Na avaliação dele, não houve cometimento de desacato pelo homem por não ter proferido nenhum tipo de ofensa ou xingamento contra os PMs e que é plausível que os policiais peçam para os bares fecharem por causa da pandemia, mas mandar as pessoas saírem da rua é complicado. “A postura do rapaz ali mostra plena consciência dos seus direitos, questionando o motivo da abordagem e a ação dos policiais é tão ilegal que eles não sabem responder qual é essa fundada suspeita”, aponta. “Os policiais até poderiam alegar um crime de desobediência, mas a desobediência só há quando há descumprimento de uma ordem legal e ali o rapaz só estava questionando a abordagem”, prossegue.

O advogado criminalista Flavio Campos concorda. “O crime de desacato se configura quando o agente público é ofendido, humilhado, é desprezado de maneira inequívoca no exercício da profissão”, explica. “Para ter se configurado, a pessoa deveria ter dito algum palavrão, de alguma forma maltratado o agente”, continua.

De acordo com ele, pela corporação ter um treinamento pautado pela hierarquia, “os policiais ficaram com o ego ferido, a sociedade não é movida por hierarquia, mas é assim que eles enxergam”.

Além disso, Adilson destaca que a alegação de “volume na cintura” dita por um dos policiais não é suficiente para a fundada suspeita. “Se for assim, ninguém mais anda na rua, porque volume na calça pode ser uma carteira, um celular”, aponta.

Adilson também destaca que registrar abordagens não é crime. “Além disso, os policiais ali ameaçam quem está filmando de levar o celular apreendido sendo que não é ilegal filmar ação de agente público”, critica.

Sobre a alegação de ter sido encontrada uma faca com o rapaz, o tenente-coronel pondera que “abre a possibilidade, mas isso tem que ser apurado, de que os próprios policiais podem ter colocado essa faca para justificar toda uma abordagem ilegal”. Adilson, que investigou em suas teses de mestrado e doutorado os motivos que levam policiais a matarem, explica que “na literatura científica sobre violência policial, o encontro de objetos ilegais com a vítima da ação policial e que não estariam com essas vítimas antes é comum, por isso tem que lançar essa dúvida sobre essa apreensão”.

Por outro lado, Adilson enfatiza que os policiais em questão aparecem sem máscaras no vídeo, podendo ser tanto vetores de transmissão como contagiados pelo vírus da Covid-19.
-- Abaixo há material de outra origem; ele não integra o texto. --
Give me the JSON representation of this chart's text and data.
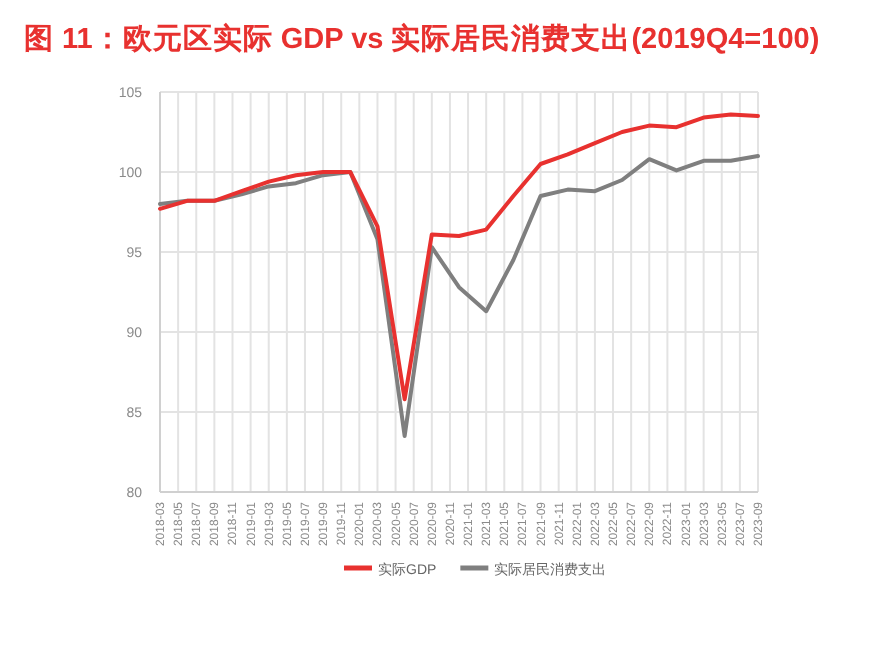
{
  "chart_data": {
    "type": "line",
    "title": "图 11：欧元区实际 GDP vs 实际居民消费支出(2019Q4=100)",
    "x": [
      "2018-03",
      "2018-06",
      "2018-09",
      "2018-12",
      "2019-03",
      "2019-06",
      "2019-09",
      "2019-12",
      "2020-03",
      "2020-06",
      "2020-09",
      "2020-12",
      "2021-03",
      "2021-06",
      "2021-09",
      "2021-12",
      "2022-03",
      "2022-06",
      "2022-09",
      "2022-12",
      "2023-03",
      "2023-06",
      "2023-09"
    ],
    "series": [
      {
        "name": "实际GDP",
        "color": "#e8312f",
        "values": [
          97.7,
          98.2,
          98.2,
          98.8,
          99.4,
          99.8,
          100.0,
          100.0,
          96.6,
          85.8,
          96.1,
          96.0,
          96.4,
          98.5,
          100.5,
          101.1,
          101.8,
          102.5,
          102.9,
          102.8,
          103.4,
          103.6,
          103.5
        ]
      },
      {
        "name": "实际居民消费支出",
        "color": "#7f7f7f",
        "values": [
          98.0,
          98.2,
          98.2,
          98.6,
          99.1,
          99.3,
          99.8,
          100.0,
          95.8,
          83.5,
          95.3,
          92.8,
          91.3,
          94.5,
          98.5,
          98.9,
          98.8,
          99.5,
          100.8,
          100.1,
          100.7,
          100.7,
          101.0
        ]
      }
    ],
    "xlim": [
      "2018-03",
      "2023-09"
    ],
    "xticks": [
      "2018-03",
      "2018-05",
      "2018-07",
      "2018-09",
      "2018-11",
      "2019-01",
      "2019-03",
      "2019-05",
      "2019-07",
      "2019-09",
      "2019-11",
      "2020-01",
      "2020-03",
      "2020-05",
      "2020-07",
      "2020-09",
      "2020-11",
      "2021-01",
      "2021-03",
      "2021-05",
      "2021-07",
      "2021-09",
      "2021-11",
      "2022-01",
      "2022-03",
      "2022-05",
      "2022-07",
      "2022-09",
      "2022-11",
      "2023-01",
      "2023-03",
      "2023-05",
      "2023-07",
      "2023-09"
    ],
    "ylim": [
      80,
      105
    ],
    "yticks": [
      80,
      85,
      90,
      95,
      100,
      105
    ],
    "grid": true,
    "legend": "bottom",
    "marker": "none",
    "line_style": "solid"
  }
}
Já o tenente-coronel da reserva da PM e ex-secretário nacional de Segurança Pública José Vicente da Silva Filho concorda sobre a ilegalidade de ameaçar apreender celular da pessoa que está filmando a ação, mas afirma não haver abuso da força na abordagem dos policiais. Segundo ele, o policial pode “ter se sentido desacatado pelas palavras, pela resistência”, mas que isso tem que ser apurado na delegacia.

“Nesse caso específico, a gente vê que a pessoa estava resistindo e não deixava os policiais revistarem, o que é uma operação até comum e os policiais podem fazer isso quando há fundada suspeita”, explica. “Sem essa revista, os policiais podem ficar vulneráveis e há possibilidade dele ter alguma arma escondida atrás, escondida na perna, não basta levantar a camisa”, prossegue.
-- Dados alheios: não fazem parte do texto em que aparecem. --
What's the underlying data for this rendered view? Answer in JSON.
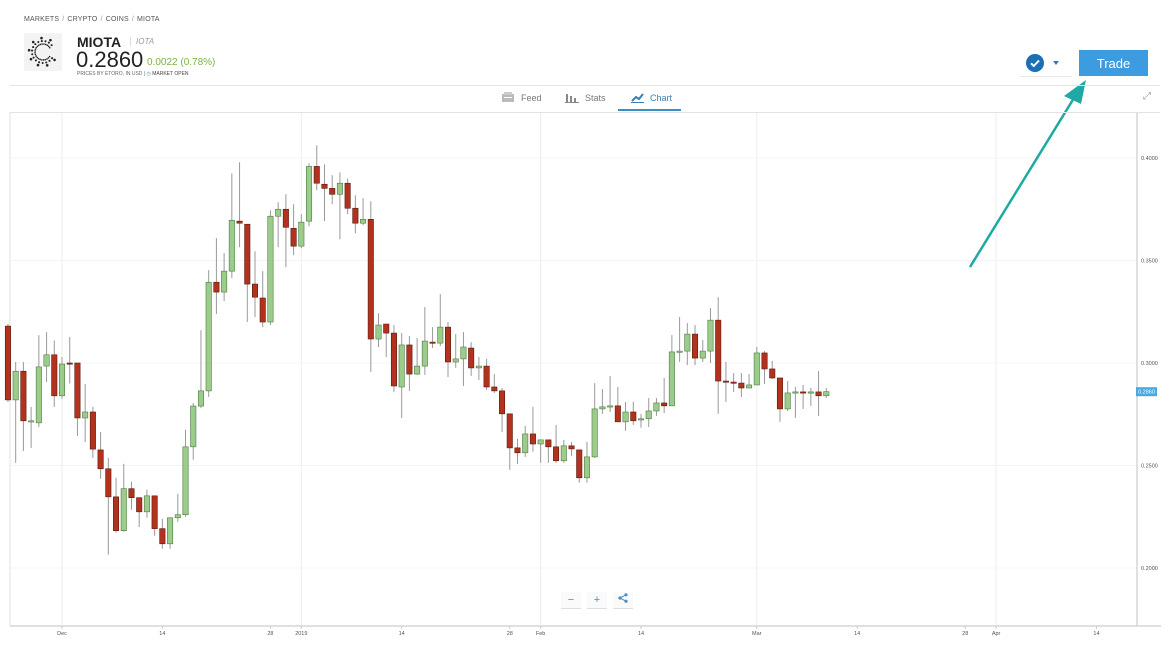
{
  "breadcrumb": [
    "MARKETS",
    "CRYPTO",
    "COINS",
    "MIOTA"
  ],
  "instrument": {
    "symbol": "MIOTA",
    "name": "IOTA",
    "price": "0.2860",
    "change": "0.0022 (0.78%)",
    "price_source": "PRICES BY ETORO, IN USD |",
    "market_status": "MARKET OPEN",
    "logo_icon": "iota-logo-icon"
  },
  "actions": {
    "trade_label": "Trade",
    "check_icon": "check-circle-icon",
    "dropdown_icon": "caret-down-icon"
  },
  "tabs": [
    {
      "label": "Feed",
      "icon": "feed-icon",
      "active": false
    },
    {
      "label": "Stats",
      "icon": "bar-chart-icon",
      "active": false
    },
    {
      "label": "Chart",
      "icon": "line-chart-icon",
      "active": true
    }
  ],
  "colors": {
    "accent": "#3d9be0",
    "up": "#9ccc8a",
    "down": "#b3321d",
    "arrow": "#1ea9a4",
    "change": "#7cb342"
  },
  "zoom_controls": {
    "minus": "−",
    "plus": "+",
    "share_icon": "share-icon"
  },
  "chart_data": {
    "type": "candlestick",
    "current_price_label": "0.2860",
    "ylim": [
      0.1717,
      0.4224
    ],
    "y_ticks": [
      "0.2000",
      "0.2500",
      "0.3000",
      "0.3500",
      "0.4000"
    ],
    "x_ticks": [
      {
        "label": "Dec",
        "date": "2018-12-01"
      },
      {
        "label": "14",
        "date": "2018-12-14"
      },
      {
        "label": "28",
        "date": "2018-12-28"
      },
      {
        "label": "2019",
        "date": "2019-01-01"
      },
      {
        "label": "14",
        "date": "2019-01-14"
      },
      {
        "label": "28",
        "date": "2019-01-28"
      },
      {
        "label": "Feb",
        "date": "2019-02-01"
      },
      {
        "label": "14",
        "date": "2019-02-14"
      },
      {
        "label": "Mar",
        "date": "2019-03-01"
      },
      {
        "label": "14",
        "date": "2019-03-14"
      },
      {
        "label": "28",
        "date": "2019-03-28"
      },
      {
        "label": "Apr",
        "date": "2019-04-01"
      },
      {
        "label": "14",
        "date": "2019-04-14"
      }
    ],
    "grid_months": [
      "2018-12-01",
      "2019-01-01",
      "2019-02-01",
      "2019-03-01",
      "2019-04-01"
    ],
    "candles_fields": [
      "date",
      "open",
      "high",
      "low",
      "close"
    ],
    "candles": [
      [
        "2018-11-24",
        0.318,
        0.319,
        0.281,
        0.282
      ],
      [
        "2018-11-25",
        0.282,
        0.3005,
        0.2513,
        0.296
      ],
      [
        "2018-11-26",
        0.296,
        0.3005,
        0.2571,
        0.2718
      ],
      [
        "2018-11-27",
        0.2713,
        0.2786,
        0.2586,
        0.2718
      ],
      [
        "2018-11-28",
        0.2708,
        0.3136,
        0.2688,
        0.2981
      ],
      [
        "2018-11-29",
        0.2985,
        0.315,
        0.2907,
        0.304
      ],
      [
        "2018-11-30",
        0.304,
        0.311,
        0.2786,
        0.284
      ],
      [
        "2018-12-01",
        0.284,
        0.303,
        0.2825,
        0.2995
      ],
      [
        "2018-12-02",
        0.3,
        0.3127,
        0.29,
        0.2995
      ],
      [
        "2018-12-03",
        0.3,
        0.3,
        0.2644,
        0.2732
      ],
      [
        "2018-12-04",
        0.2732,
        0.2898,
        0.2615,
        0.2761
      ],
      [
        "2018-12-05",
        0.2761,
        0.2786,
        0.2537,
        0.258
      ],
      [
        "2018-12-06",
        0.2576,
        0.2664,
        0.2435,
        0.2484
      ],
      [
        "2018-12-07",
        0.2484,
        0.2537,
        0.2065,
        0.2347
      ],
      [
        "2018-12-08",
        0.2347,
        0.244,
        0.2172,
        0.2182
      ],
      [
        "2018-12-09",
        0.2182,
        0.2508,
        0.2177,
        0.2387
      ],
      [
        "2018-12-10",
        0.2387,
        0.2421,
        0.2284,
        0.2343
      ],
      [
        "2018-12-11",
        0.2343,
        0.2343,
        0.22,
        0.2274
      ],
      [
        "2018-12-12",
        0.2274,
        0.2382,
        0.2245,
        0.2352
      ],
      [
        "2018-12-13",
        0.2352,
        0.2352,
        0.2157,
        0.2192
      ],
      [
        "2018-12-14",
        0.2192,
        0.224,
        0.2094,
        0.2118
      ],
      [
        "2018-12-15",
        0.2118,
        0.2245,
        0.2094,
        0.2245
      ],
      [
        "2018-12-16",
        0.2245,
        0.2362,
        0.2226,
        0.226
      ],
      [
        "2018-12-17",
        0.226,
        0.2674,
        0.225,
        0.2591
      ],
      [
        "2018-12-18",
        0.2591,
        0.2805,
        0.2528,
        0.279
      ],
      [
        "2018-12-19",
        0.279,
        0.316,
        0.2781,
        0.2864
      ],
      [
        "2018-12-20",
        0.2864,
        0.3453,
        0.2834,
        0.3394
      ],
      [
        "2018-12-21",
        0.3394,
        0.3609,
        0.3239,
        0.3346
      ],
      [
        "2018-12-22",
        0.3346,
        0.3536,
        0.3302,
        0.3448
      ],
      [
        "2018-12-23",
        0.3448,
        0.3925,
        0.3414,
        0.3696
      ],
      [
        "2018-12-24",
        0.3692,
        0.3979,
        0.3565,
        0.3682
      ],
      [
        "2018-12-25",
        0.3677,
        0.3677,
        0.32,
        0.3385
      ],
      [
        "2018-12-26",
        0.3385,
        0.3545,
        0.3224,
        0.3321
      ],
      [
        "2018-12-27",
        0.3317,
        0.3448,
        0.3175,
        0.32
      ],
      [
        "2018-12-28",
        0.32,
        0.3745,
        0.3185,
        0.3716
      ],
      [
        "2018-12-29",
        0.3716,
        0.3784,
        0.3565,
        0.375
      ],
      [
        "2018-12-30",
        0.375,
        0.3823,
        0.3467,
        0.3662
      ],
      [
        "2018-12-31",
        0.3657,
        0.3774,
        0.3526,
        0.357
      ],
      [
        "2019-01-01",
        0.357,
        0.3726,
        0.356,
        0.3687
      ],
      [
        "2019-01-02",
        0.3692,
        0.3974,
        0.3667,
        0.3959
      ],
      [
        "2019-01-03",
        0.3959,
        0.4062,
        0.3843,
        0.3877
      ],
      [
        "2019-01-04",
        0.3872,
        0.3969,
        0.3692,
        0.3852
      ],
      [
        "2019-01-05",
        0.3852,
        0.3916,
        0.3774,
        0.3823
      ],
      [
        "2019-01-06",
        0.3823,
        0.393,
        0.3604,
        0.3877
      ],
      [
        "2019-01-07",
        0.3877,
        0.39,
        0.3726,
        0.3755
      ],
      [
        "2019-01-08",
        0.3755,
        0.3818,
        0.3633,
        0.3682
      ],
      [
        "2019-01-09",
        0.3682,
        0.3804,
        0.3672,
        0.3701
      ],
      [
        "2019-01-10",
        0.3701,
        0.3789,
        0.2956,
        0.3117
      ],
      [
        "2019-01-11",
        0.3117,
        0.3243,
        0.3078,
        0.3185
      ],
      [
        "2019-01-12",
        0.319,
        0.319,
        0.3029,
        0.3146
      ],
      [
        "2019-01-13",
        0.3146,
        0.3185,
        0.2859,
        0.2888
      ],
      [
        "2019-01-14",
        0.2883,
        0.3146,
        0.2732,
        0.3088
      ],
      [
        "2019-01-15",
        0.3088,
        0.3132,
        0.2864,
        0.2946
      ],
      [
        "2019-01-16",
        0.2946,
        0.3122,
        0.2942,
        0.2985
      ],
      [
        "2019-01-17",
        0.2985,
        0.3273,
        0.2942,
        0.3107
      ],
      [
        "2019-01-18",
        0.3102,
        0.3175,
        0.3073,
        0.3097
      ],
      [
        "2019-01-19",
        0.3097,
        0.3336,
        0.3083,
        0.3175
      ],
      [
        "2019-01-20",
        0.3175,
        0.32,
        0.2932,
        0.3005
      ],
      [
        "2019-01-21",
        0.3005,
        0.3141,
        0.2976,
        0.302
      ],
      [
        "2019-01-22",
        0.302,
        0.3151,
        0.2888,
        0.3078
      ],
      [
        "2019-01-23",
        0.3073,
        0.3102,
        0.2937,
        0.2976
      ],
      [
        "2019-01-24",
        0.2976,
        0.3029,
        0.2917,
        0.2985
      ],
      [
        "2019-01-25",
        0.2985,
        0.302,
        0.2868,
        0.2883
      ],
      [
        "2019-01-26",
        0.2883,
        0.2946,
        0.2854,
        0.2864
      ],
      [
        "2019-01-27",
        0.2864,
        0.2878,
        0.2664,
        0.2752
      ],
      [
        "2019-01-28",
        0.2752,
        0.2752,
        0.2479,
        0.2586
      ],
      [
        "2019-01-29",
        0.2586,
        0.263,
        0.2508,
        0.2562
      ],
      [
        "2019-01-30",
        0.2562,
        0.2693,
        0.2542,
        0.2654
      ],
      [
        "2019-01-31",
        0.2654,
        0.2786,
        0.2567,
        0.2605
      ],
      [
        "2019-02-01",
        0.2605,
        0.2625,
        0.2513,
        0.2625
      ],
      [
        "2019-02-02",
        0.2625,
        0.2625,
        0.2513,
        0.2591
      ],
      [
        "2019-02-03",
        0.2591,
        0.2698,
        0.2513,
        0.2523
      ],
      [
        "2019-02-04",
        0.2523,
        0.2625,
        0.2513,
        0.2596
      ],
      [
        "2019-02-05",
        0.2596,
        0.2615,
        0.2547,
        0.2581
      ],
      [
        "2019-02-06",
        0.2576,
        0.2576,
        0.2416,
        0.244
      ],
      [
        "2019-02-07",
        0.244,
        0.2615,
        0.2416,
        0.2542
      ],
      [
        "2019-02-08",
        0.2542,
        0.2902,
        0.2537,
        0.2776
      ],
      [
        "2019-02-09",
        0.2776,
        0.2873,
        0.2752,
        0.2786
      ],
      [
        "2019-02-10",
        0.2786,
        0.2937,
        0.2761,
        0.2791
      ],
      [
        "2019-02-11",
        0.2791,
        0.2883,
        0.2713,
        0.2713
      ],
      [
        "2019-02-12",
        0.2713,
        0.281,
        0.2669,
        0.2761
      ],
      [
        "2019-02-13",
        0.2761,
        0.281,
        0.2698,
        0.2718
      ],
      [
        "2019-02-14",
        0.2723,
        0.2752,
        0.2684,
        0.2728
      ],
      [
        "2019-02-15",
        0.2728,
        0.2829,
        0.2688,
        0.2766
      ],
      [
        "2019-02-16",
        0.2766,
        0.2829,
        0.2742,
        0.2805
      ],
      [
        "2019-02-17",
        0.2805,
        0.2927,
        0.2756,
        0.2791
      ],
      [
        "2019-02-18",
        0.2791,
        0.3136,
        0.2791,
        0.3054
      ],
      [
        "2019-02-19",
        0.3054,
        0.3224,
        0.3005,
        0.3058
      ],
      [
        "2019-02-20",
        0.3058,
        0.3195,
        0.299,
        0.3141
      ],
      [
        "2019-02-21",
        0.3141,
        0.3185,
        0.299,
        0.3024
      ],
      [
        "2019-02-22",
        0.3024,
        0.3112,
        0.3005,
        0.3058
      ],
      [
        "2019-02-23",
        0.3058,
        0.3268,
        0.3,
        0.3209
      ],
      [
        "2019-02-24",
        0.3209,
        0.3321,
        0.2752,
        0.2912
      ],
      [
        "2019-02-25",
        0.2912,
        0.3005,
        0.281,
        0.2907
      ],
      [
        "2019-02-26",
        0.2907,
        0.2951,
        0.2859,
        0.2902
      ],
      [
        "2019-02-27",
        0.2902,
        0.2951,
        0.2834,
        0.2878
      ],
      [
        "2019-02-28",
        0.2878,
        0.2946,
        0.2878,
        0.2893
      ],
      [
        "2019-03-01",
        0.2893,
        0.3078,
        0.2893,
        0.3049
      ],
      [
        "2019-03-02",
        0.3049,
        0.3058,
        0.2898,
        0.2971
      ],
      [
        "2019-03-03",
        0.2971,
        0.301,
        0.2922,
        0.2927
      ],
      [
        "2019-03-04",
        0.2927,
        0.2927,
        0.2713,
        0.2776
      ],
      [
        "2019-03-05",
        0.2776,
        0.2912,
        0.2766,
        0.2854
      ],
      [
        "2019-03-06",
        0.2854,
        0.2883,
        0.2732,
        0.2859
      ],
      [
        "2019-03-07",
        0.2859,
        0.2893,
        0.2776,
        0.2854
      ],
      [
        "2019-03-08",
        0.2854,
        0.2878,
        0.2791,
        0.2859
      ],
      [
        "2019-03-09",
        0.2859,
        0.2961,
        0.2742,
        0.284
      ],
      [
        "2019-03-10",
        0.284,
        0.2878,
        0.2829,
        0.286
      ]
    ]
  }
}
Para José Vicente, há irregularidade quando o homem é colocado no porta-malas da viatura. “O detido é passageiro e ele tem que ser levado com segurança, com cinto de segurança atado. Esse transporte [no porta-malas] só pode ser feito em situação emergencial, quando não há nenhum tipo de veículo que o transporte em situação de segurança”.

O que diz a polícia

Em nota a In Press, assessoria de imprensa terceirizada da Secretaria de Segurança Pública, informou que os policiais abordaram um autônomo de 42 anos “após notarem a presença de um objeto na sua calça” e que ele resistiu à abordagem, “sendo necessário o uso da força para contê-lo”.
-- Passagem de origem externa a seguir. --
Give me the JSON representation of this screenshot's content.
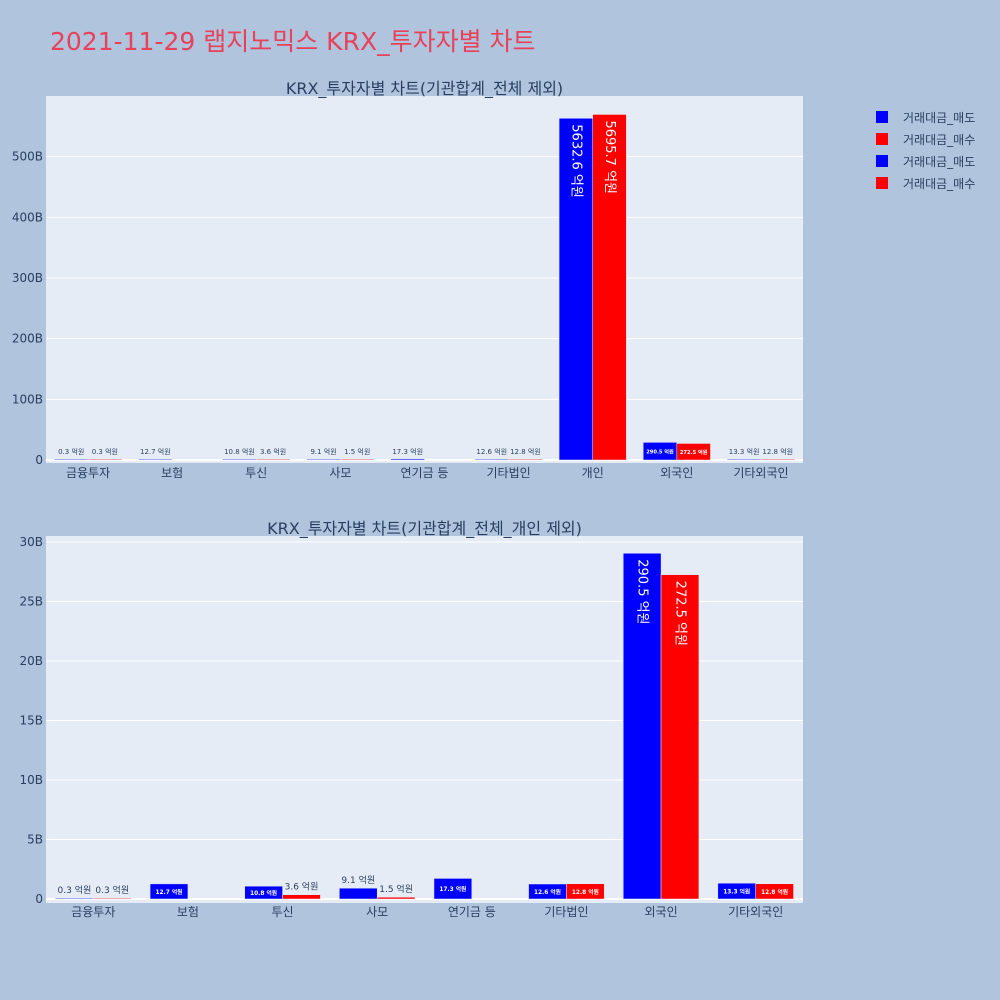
{
  "page_title": "2021-11-29 랩지노믹스 KRX_투자자별 차트",
  "colors": {
    "sell": "#0000ff",
    "buy": "#ff0000",
    "plot_bg": "#e5ecf6",
    "page_bg": "#b0c4de",
    "title": "#e8415a"
  },
  "legend": [
    {
      "label": "거래대금_매도",
      "color": "#0000ff"
    },
    {
      "label": "거래대금_매수",
      "color": "#ff0000"
    },
    {
      "label": "거래대금_매도",
      "color": "#0000ff"
    },
    {
      "label": "거래대금_매수",
      "color": "#ff0000"
    }
  ],
  "chart_data": [
    {
      "type": "bar",
      "title": "KRX_투자자별 차트(기관합계_전체 제외)",
      "categories": [
        "금융투자",
        "보험",
        "투신",
        "사모",
        "연기금 등",
        "기타법인",
        "개인",
        "외국인",
        "기타외국인"
      ],
      "series": [
        {
          "name": "거래대금_매도",
          "color": "#0000ff",
          "values": [
            0.03,
            1.27,
            1.08,
            0.91,
            1.73,
            1.26,
            563.26,
            29.05,
            1.33
          ],
          "labels": [
            "0.3 억원",
            "12.7 억원",
            "10.8 억원",
            "9.1 억원",
            "17.3 억원",
            "12.6 억원",
            "5632.6 억원",
            "290.5 억원",
            "13.3 억원"
          ]
        },
        {
          "name": "거래대금_매수",
          "color": "#ff0000",
          "values": [
            0.03,
            0,
            0.36,
            0.15,
            0,
            1.28,
            569.57,
            27.25,
            1.28
          ],
          "labels": [
            "0.3 억원",
            "",
            "3.6 억원",
            "1.5 억원",
            "",
            "12.8 억원",
            "5695.7 억원",
            "272.5 억원",
            "12.8 억원"
          ]
        }
      ],
      "ylim": [
        0,
        600
      ],
      "yticks": [
        0,
        100,
        200,
        300,
        400,
        500
      ],
      "ytick_labels": [
        "0",
        "100B",
        "200B",
        "300B",
        "400B",
        "500B"
      ],
      "xlabel": "",
      "ylabel": "",
      "grid": true
    },
    {
      "type": "bar",
      "title": "KRX_투자자별 차트(기관합계_전체_개인 제외)",
      "categories": [
        "금융투자",
        "보험",
        "투신",
        "사모",
        "연기금 등",
        "기타법인",
        "외국인",
        "기타외국인"
      ],
      "series": [
        {
          "name": "거래대금_매도",
          "color": "#0000ff",
          "values": [
            0.03,
            1.27,
            1.08,
            0.91,
            1.73,
            1.26,
            29.05,
            1.33
          ],
          "labels": [
            "0.3 억원",
            "12.7 억원",
            "10.8 억원",
            "9.1 억원",
            "17.3 억원",
            "12.6 억원",
            "290.5 억원",
            "13.3 억원"
          ]
        },
        {
          "name": "거래대금_매수",
          "color": "#ff0000",
          "values": [
            0.03,
            0,
            0.36,
            0.15,
            0,
            1.28,
            27.25,
            1.28
          ],
          "labels": [
            "0.3 억원",
            "",
            "3.6 억원",
            "1.5 억원",
            "",
            "12.8 억원",
            "272.5 억원",
            "12.8 억원"
          ]
        }
      ],
      "ylim": [
        0,
        30.5
      ],
      "yticks": [
        0,
        5,
        10,
        15,
        20,
        25,
        30
      ],
      "ytick_labels": [
        "0",
        "5B",
        "10B",
        "15B",
        "20B",
        "25B",
        "30B"
      ],
      "xlabel": "",
      "ylabel": "",
      "grid": true
    }
  ]
}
De acordo com a pasta, foi encontrada uma faca com o homem, que foi levado ao 78 DP (Jardins), onde foi solicitado “exame de corpo de delito ao autônomo e encaminhou a ocorrência ao 4º DP (Consolação), área dos fatos, para apuração”. Também informou que as imagens enviadas pela reportagem serão analisadas.

Questionada sobre a abordagem dos policiais, a SSP não respondeu.